Now, Gomez and his fellow neuro interventional operators at MU Health Care are converts to the radial approach, even in the case of time-critical acute stroke interventions. The main benefits for patients are quicker recovery time and lesser risk of complications.

"If it is an elective procedure in which we use only local anesthesia, the moment we are done, we put a special device to obtain hemostasis in the radial artery, and the patient can literally walk to the bathroom if they want to," Gomez said. "The risk of things like retroperitoneal hematoma — which happens to a small minority of patients, but it does occur — is no longer an issue. There is no doubt that in most cases, the patients like it because it provides them with a much easier experience."

MU Health Care, which performs 700 to 800 neuro interventional procedures each year, began the transition in 2019. The doctors eased into the new technique by using the radial approach only for diagnostic angiograms — a relatively simple procedure that isn't time-sensitive. Unlike the femoral approach, which offers a "straight shot" to the brain, the radial approach requires maneuvering the catheters and wires through a reverse N-shaped path up the arm, down to the aortic arch and up again into the carotid, subclavian or vertebral arteries. They developed a new workflow and found slightly different catheters and wires more suited to the relevant twists and turns.

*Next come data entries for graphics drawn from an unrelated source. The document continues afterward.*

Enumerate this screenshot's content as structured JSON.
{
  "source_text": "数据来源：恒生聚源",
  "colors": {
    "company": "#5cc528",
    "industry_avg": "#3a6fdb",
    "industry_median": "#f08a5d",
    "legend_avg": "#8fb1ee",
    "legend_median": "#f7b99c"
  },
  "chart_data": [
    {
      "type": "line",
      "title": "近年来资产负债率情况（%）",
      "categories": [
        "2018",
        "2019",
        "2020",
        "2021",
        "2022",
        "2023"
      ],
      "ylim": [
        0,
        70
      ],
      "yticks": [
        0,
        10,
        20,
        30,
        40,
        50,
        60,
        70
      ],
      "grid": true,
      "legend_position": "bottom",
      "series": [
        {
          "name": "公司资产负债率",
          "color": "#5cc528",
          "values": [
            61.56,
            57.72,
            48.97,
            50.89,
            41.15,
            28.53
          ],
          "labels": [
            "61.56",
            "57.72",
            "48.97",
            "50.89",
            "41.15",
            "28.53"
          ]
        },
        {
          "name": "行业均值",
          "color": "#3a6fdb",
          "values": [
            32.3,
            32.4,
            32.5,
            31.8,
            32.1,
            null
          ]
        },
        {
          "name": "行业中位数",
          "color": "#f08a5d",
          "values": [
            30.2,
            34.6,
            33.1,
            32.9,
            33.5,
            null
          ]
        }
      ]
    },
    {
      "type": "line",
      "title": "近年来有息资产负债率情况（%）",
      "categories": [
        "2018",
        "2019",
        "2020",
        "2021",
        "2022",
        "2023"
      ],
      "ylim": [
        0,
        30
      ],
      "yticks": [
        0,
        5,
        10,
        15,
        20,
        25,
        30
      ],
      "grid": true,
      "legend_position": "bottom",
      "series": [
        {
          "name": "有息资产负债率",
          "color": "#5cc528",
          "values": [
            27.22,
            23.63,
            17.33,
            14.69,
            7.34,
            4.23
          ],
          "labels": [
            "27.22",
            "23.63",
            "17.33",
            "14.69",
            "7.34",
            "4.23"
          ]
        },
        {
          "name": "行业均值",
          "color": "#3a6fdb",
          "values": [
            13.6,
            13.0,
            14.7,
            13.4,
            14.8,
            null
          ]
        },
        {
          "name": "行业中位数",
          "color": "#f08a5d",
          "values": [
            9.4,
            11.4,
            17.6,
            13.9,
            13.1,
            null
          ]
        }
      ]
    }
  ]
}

"Then we started moving into elective treatment of aneurysms, treatment of carotid pathology, vertebral artery stenting, etc., until we moved from A to B," Gomez said. "When you're comfortable with B, you move to C, then to D. At the end of that rainbow was acute stroke intervention. Everything we had learned about the technology and what we could do with the current catheters from the elective interventions, we began to apply to urgent stroke interventions."

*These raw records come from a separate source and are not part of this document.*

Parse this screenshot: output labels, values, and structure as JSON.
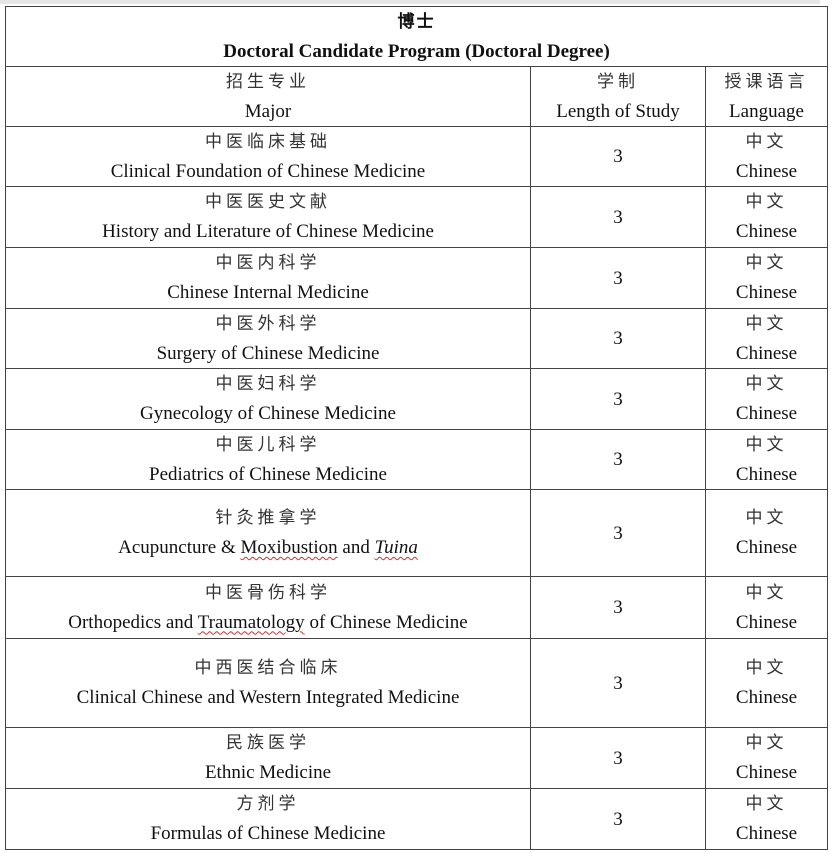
{
  "title": {
    "zh": "博士",
    "en": "Doctoral Candidate Program (Doctoral Degree)"
  },
  "headers": [
    {
      "zh": "招生专业",
      "en": "Major"
    },
    {
      "zh": "学制",
      "en": "Length of Study"
    },
    {
      "zh": "授课语言",
      "en": "Language"
    }
  ],
  "rows": [
    {
      "zh": "中医临床基础",
      "en": [
        {
          "text": "Clinical Foundation of Chinese Medicine"
        }
      ],
      "length": "3",
      "lang_zh": "中文",
      "lang_en": "Chinese"
    },
    {
      "zh": "中医医史文献",
      "en": [
        {
          "text": "History and Literature of Chinese Medicine"
        }
      ],
      "length": "3",
      "lang_zh": "中文",
      "lang_en": "Chinese"
    },
    {
      "zh": "中医内科学",
      "en": [
        {
          "text": "Chinese Internal Medicine"
        }
      ],
      "length": "3",
      "lang_zh": "中文",
      "lang_en": "Chinese"
    },
    {
      "zh": "中医外科学",
      "en": [
        {
          "text": "Surgery of Chinese Medicine"
        }
      ],
      "length": "3",
      "lang_zh": "中文",
      "lang_en": "Chinese"
    },
    {
      "zh": "中医妇科学",
      "en": [
        {
          "text": "Gynecology of Chinese Medicine"
        }
      ],
      "length": "3",
      "lang_zh": "中文",
      "lang_en": "Chinese"
    },
    {
      "zh": "中医儿科学",
      "en": [
        {
          "text": "Pediatrics of Chinese Medicine"
        }
      ],
      "length": "3",
      "lang_zh": "中文",
      "lang_en": "Chinese"
    },
    {
      "zh": "针灸推拿学",
      "en": [
        {
          "text": "Acupuncture & "
        },
        {
          "text": "Moxibustion",
          "wavy": true
        },
        {
          "text": " and "
        },
        {
          "text": "Tuina",
          "italic": true,
          "wavy": true
        }
      ],
      "length": "3",
      "lang_zh": "中文",
      "lang_en": "Chinese"
    },
    {
      "zh": "中医骨伤科学",
      "en": [
        {
          "text": "Orthopedics and "
        },
        {
          "text": "Traumatology",
          "wavy": true
        },
        {
          "text": " of Chinese Medicine"
        }
      ],
      "length": "3",
      "lang_zh": "中文",
      "lang_en": "Chinese"
    },
    {
      "zh": "中西医结合临床",
      "en": [
        {
          "text": "Clinical Chinese and Western Integrated Medicine"
        }
      ],
      "length": "3",
      "lang_zh": "中文",
      "lang_en": "Chinese"
    },
    {
      "zh": "民族医学",
      "en": [
        {
          "text": "Ethnic Medicine"
        }
      ],
      "length": "3",
      "lang_zh": "中文",
      "lang_en": "Chinese"
    },
    {
      "zh": "方剂学",
      "en": [
        {
          "text": "Formulas of Chinese Medicine"
        }
      ],
      "length": "3",
      "lang_zh": "中文",
      "lang_en": "Chinese"
    }
  ]
}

The specialists began performing acute stroke interventions through the radial approach in July 2021.

"So far, in our preliminary control analysis, there has been no statistically different delay in the procedure time for acute stroke by approaching the procedure radially," Gomez said. "We are constantly monitoring those data. It is our hope that by the end of this calendar year we will have enough data to publish. As anyone would expect, one concern was, if we are using a new approach, are we delaying a procedure that is time-critical? The fact of the matter is, in looking at our preliminary data, the 'puncture to first pass' intervals are materially comparable between femoral and radial arteriotomies."

The MU Health Care specialists now use the femoral approach for neuro interventions as the exception and not the rule — in people with hostile aortic arch or great vessels anatomy, for example. Otherwise, it is all radial all the time.

"Think about it: It is possible to save a stroke patient's life, and all the patient has to show for it is a little Band-aid on the wrist," Gomez said. "That is simply amazing."